The juvenile court found A.S. committed the offense of failing to attend school with no unexcused absences, that is, truancy, which is not delinquent conduct under section 51.03 of the family code. Thus, there is no evidence to support an adjudication that A.S. is a child engaged in delinquent conduct. The State argues the court's error is a clerical rather than a legal error because the record demonstrates that A.S. pleaded to a charge of contempt that would support the adjudication. The State proposes that we may either correct the error in the factual finding or remand to the trial court for correction by a nunc pro tunc judgment. See, e.g., State v. Bates, 889 S.W.2d 306, 309 (Tex.Crim.App.1994) (noting "nunc pro tunc orders may be used only to correct clerical errors in which no judicial reasoning contributed to their entry, and for some reason were not entered of record at the proper time"); Asberry v.
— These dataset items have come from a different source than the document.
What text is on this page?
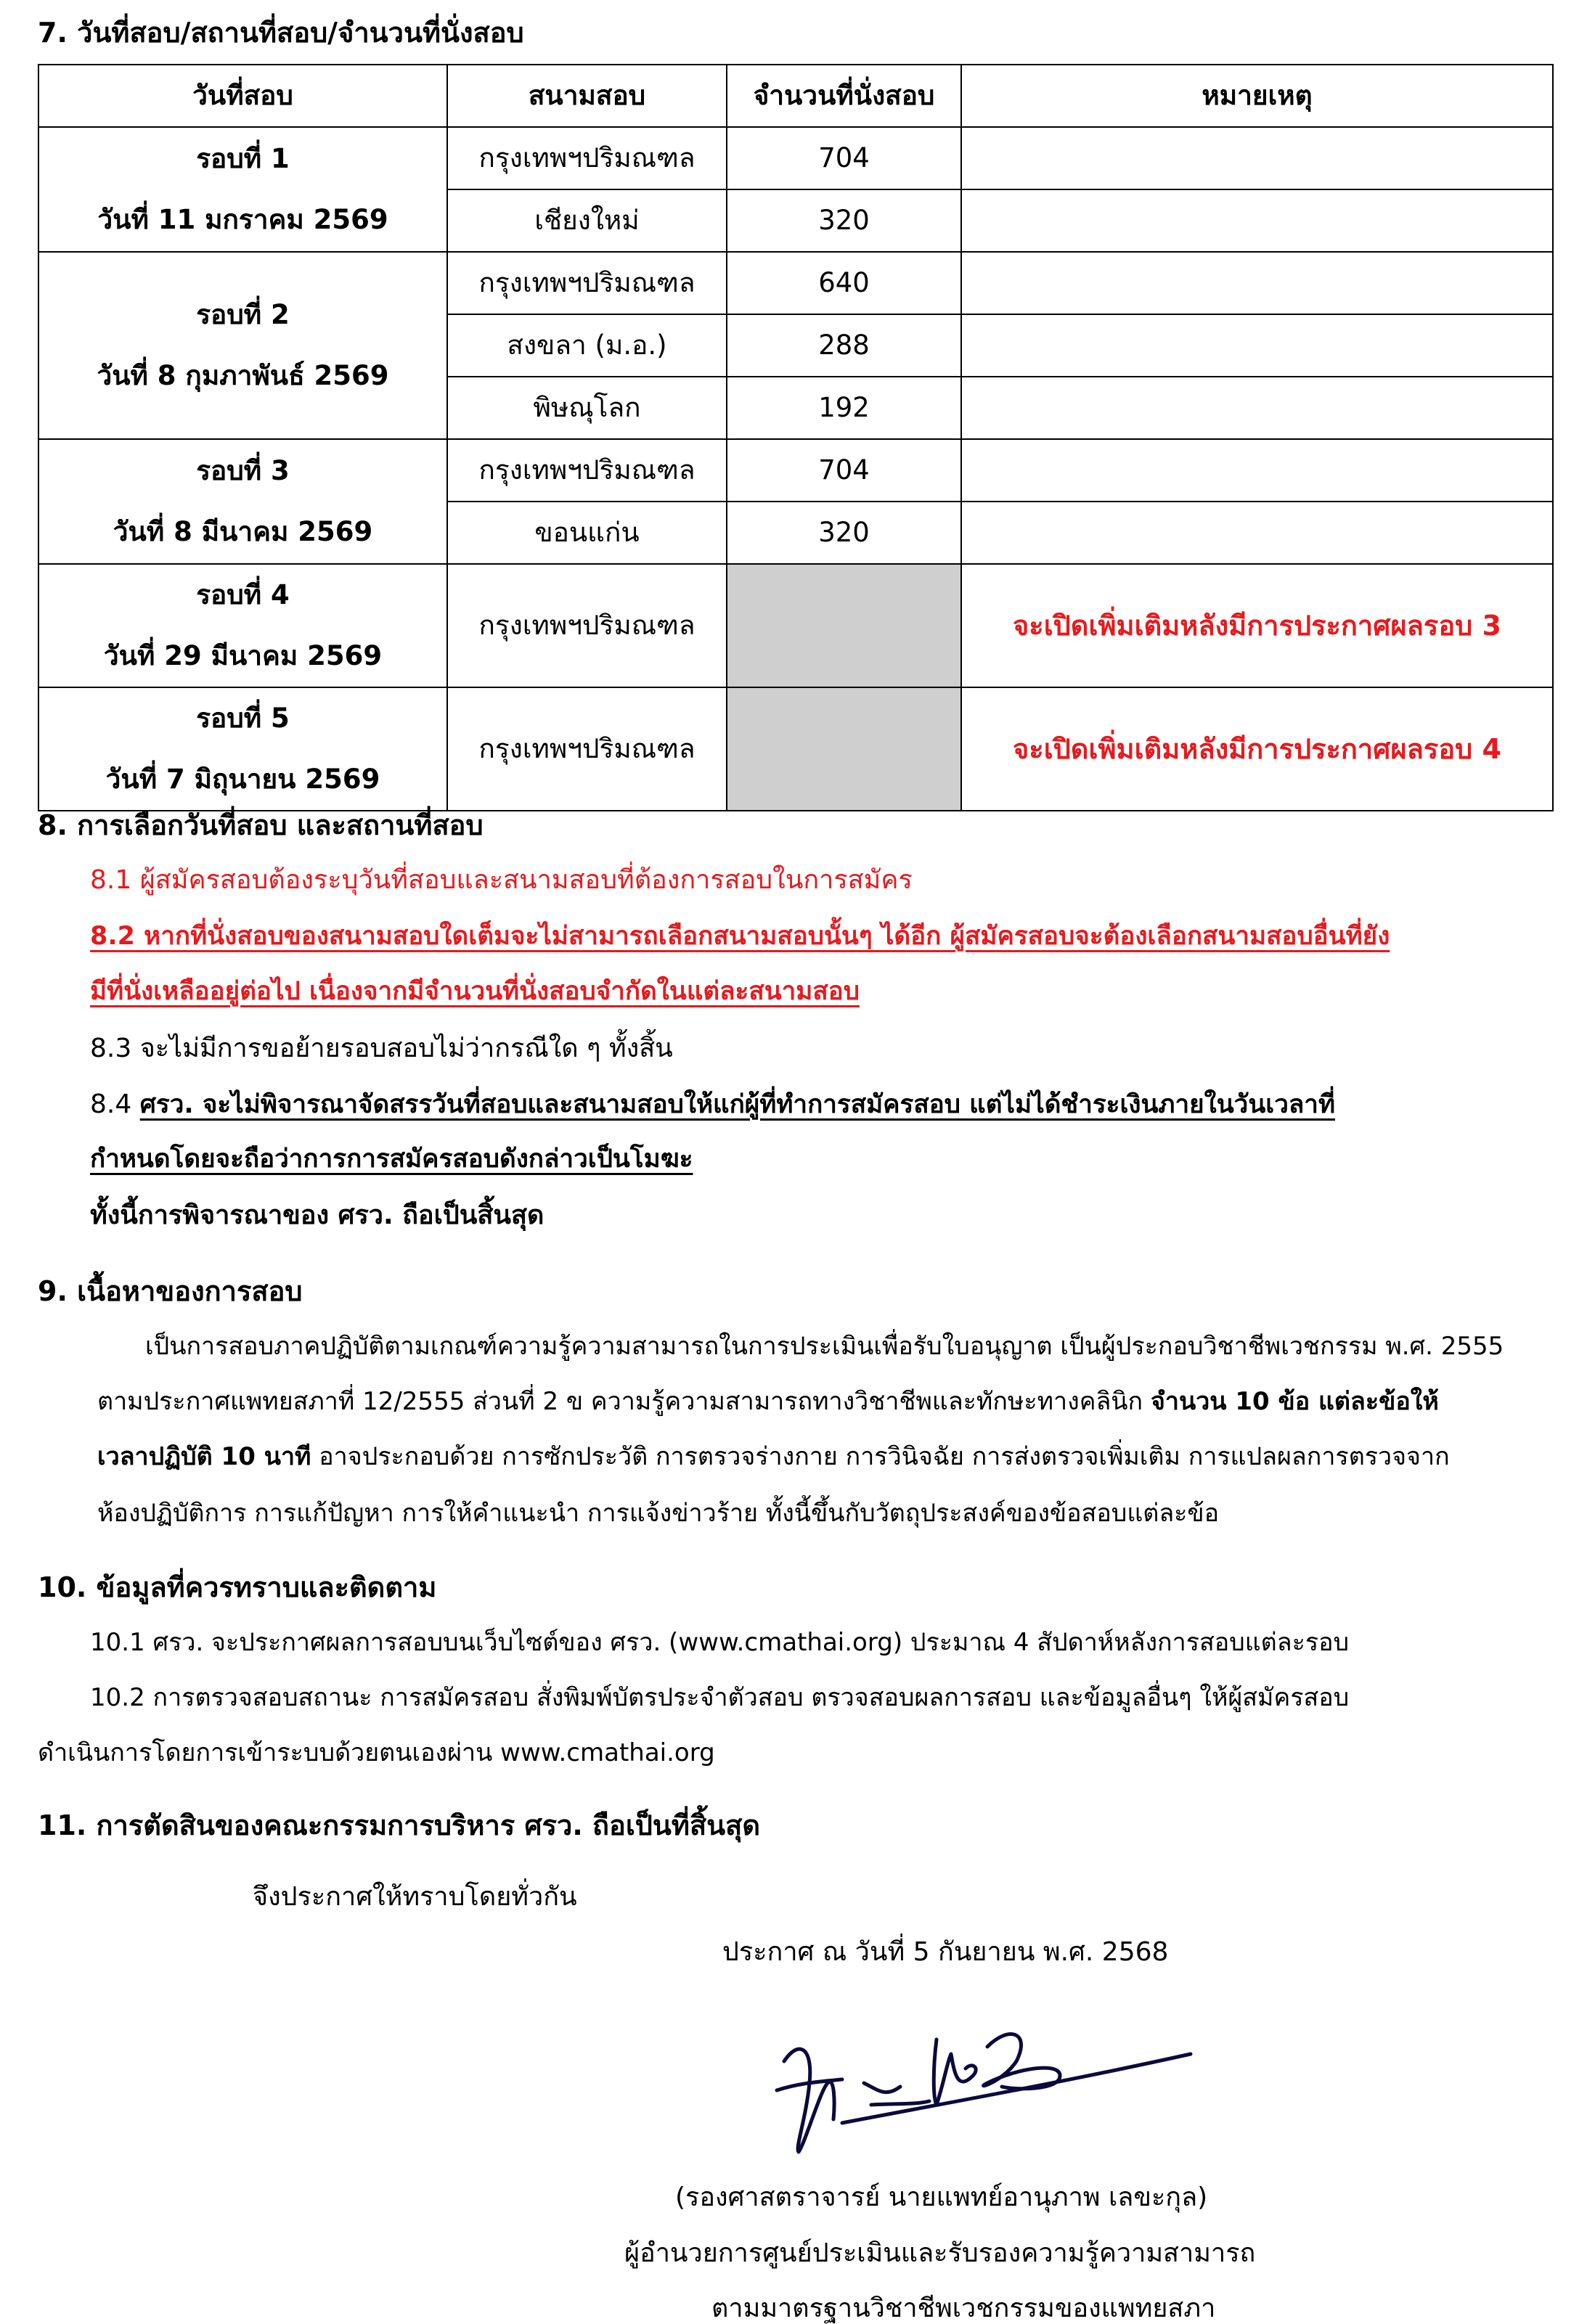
7. วันที่สอบ/สถานที่สอบ/จำนวนที่นั่งสอบ
วันที่สอบ	สนามสอบ	จำนวนที่นั่งสอบ	หมายเหตุ

รอบที่ 1
วันที่ 11 มกราคม 2569	กรุงเทพฯปริมณฑล	704	
	เชียงใหม่	320	

รอบที่ 2
วันที่ 8 กุมภาพันธ์ 2569	กรุงเทพฯปริมณฑล	640	
	สงขลา (ม.อ.)	288	
	พิษณุโลก	192	

รอบที่ 3
วันที่ 8 มีนาคม 2569	กรุงเทพฯปริมณฑล	704	
	ขอนแก่น	320	

รอบที่ 4
วันที่ 29 มีนาคม 2569	กรุงเทพฯปริมณฑล		จะเปิดเพิ่มเติมหลังมีการประกาศผลรอบ 3

รอบที่ 5
วันที่ 7 มิถุนายน 2569	กรุงเทพฯปริมณฑล		จะเปิดเพิ่มเติมหลังมีการประกาศผลรอบ 4
8. การเลือกวันที่สอบ และสถานที่สอบ
8.1 ผู้สมัครสอบต้องระบุวันที่สอบและสนามสอบที่ต้องการสอบในการสมัคร
8.2 หากที่นั่งสอบของสนามสอบใดเต็มจะไม่สามารถเลือกสนามสอบนั้นๆ ได้อีก ผู้สมัครสอบจะต้องเลือกสนามสอบอื่นที่ยัง
มีที่นั่งเหลืออยู่ต่อไป เนื่องจากมีจำนวนที่นั่งสอบจำกัดในแต่ละสนามสอบ
8.3 จะไม่มีการขอย้ายรอบสอบไม่ว่ากรณีใด ๆ ทั้งสิ้น
8.4 ศรว. จะไม่พิจารณาจัดสรรวันที่สอบและสนามสอบให้แก่ผู้ที่ทำการสมัครสอบ แต่ไม่ได้ชำระเงินภายในวันเวลาที่
กำหนดโดยจะถือว่าการการสมัครสอบดังกล่าวเป็นโมฆะ
ทั้งนี้การพิจารณาของ ศรว. ถือเป็นสิ้นสุด
9. เนื้อหาของการสอบ
เป็นการสอบภาคปฏิบัติตามเกณฑ์ความรู้ความสามารถในการประเมินเพื่อรับใบอนุญาต เป็นผู้ประกอบวิชาชีพเวชกรรม พ.ศ. 2555
ตามประกาศแพทยสภาที่ 12/2555 ส่วนที่ 2 ข ความรู้ความสามารถทางวิชาชีพและทักษะทางคลินิก จำนวน 10 ข้อ แต่ละข้อให้
เวลาปฏิบัติ 10 นาที อาจประกอบด้วย การซักประวัติ การตรวจร่างกาย การวินิจฉัย การส่งตรวจเพิ่มเติม การแปลผลการตรวจจาก
ห้องปฏิบัติการ การแก้ปัญหา การให้คำแนะนำ การแจ้งข่าวร้าย ทั้งนี้ขึ้นกับวัตถุประสงค์ของข้อสอบแต่ละข้อ
10. ข้อมูลที่ควรทราบและติดตาม
10.1 ศรว. จะประกาศผลการสอบบนเว็บไซต์ของ ศรว. (www.cmathai.org) ประมาณ 4 สัปดาห์หลังการสอบแต่ละรอบ
10.2 การตรวจสอบสถานะ การสมัครสอบ สั่งพิมพ์บัตรประจำตัวสอบ ตรวจสอบผลการสอบ และข้อมูลอื่นๆ ให้ผู้สมัครสอบ
ดำเนินการโดยการเข้าระบบด้วยตนเองผ่าน www.cmathai.org
11. การตัดสินของคณะกรรมการบริหาร ศรว. ถือเป็นที่สิ้นสุด
จึงประกาศให้ทราบโดยทั่วกัน
ประกาศ ณ วันที่ 5 กันยายน พ.ศ. 2568
(รองศาสตราจารย์ นายแพทย์อานุภาพ เลขะกุล)
ผู้อำนวยการศูนย์ประเมินและรับรองความรู้ความสามารถ
ตามมาตรฐานวิชาชีพเวชกรรมของแพทยสภา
State, 813 S.W.2d 526, 529 (Tex.App.-Dallas 1991, pet. ref'd) (noting "[a]ppellate courts have the power to reform whatever the trial court could have corrected by a judgment nunc pro tunc where the evidence necessary to correct the judgment appears in the record"); Tex.R.App. P. 43.2(b). However, the written judgment's finding that A.S. "failed to attend school" is consistent with the record of the plea. Furthermore, at a later disposition hearing, the court stated, "Back on September 22 nd, 1998, [A.S.] plead (sic) true to a count of truancy...." This finding of truancy was a judicial determination. Thus, we conclude the juvenile court's holding that A.S. engaged in delinquent conduct was error. We sustain A.S.'s first point of error. Our disposition of the first point of error makes it unnecessary for us to address A.S.'s second point of error. See Tex.R.App. P. 47.1.

We reverse the juvenile court's "Order of Adjudication and Judgment of Disposition with T.Y.C. Commitment" in all respects and render judgment that A.S. is not a child engaged in delinquent conduct.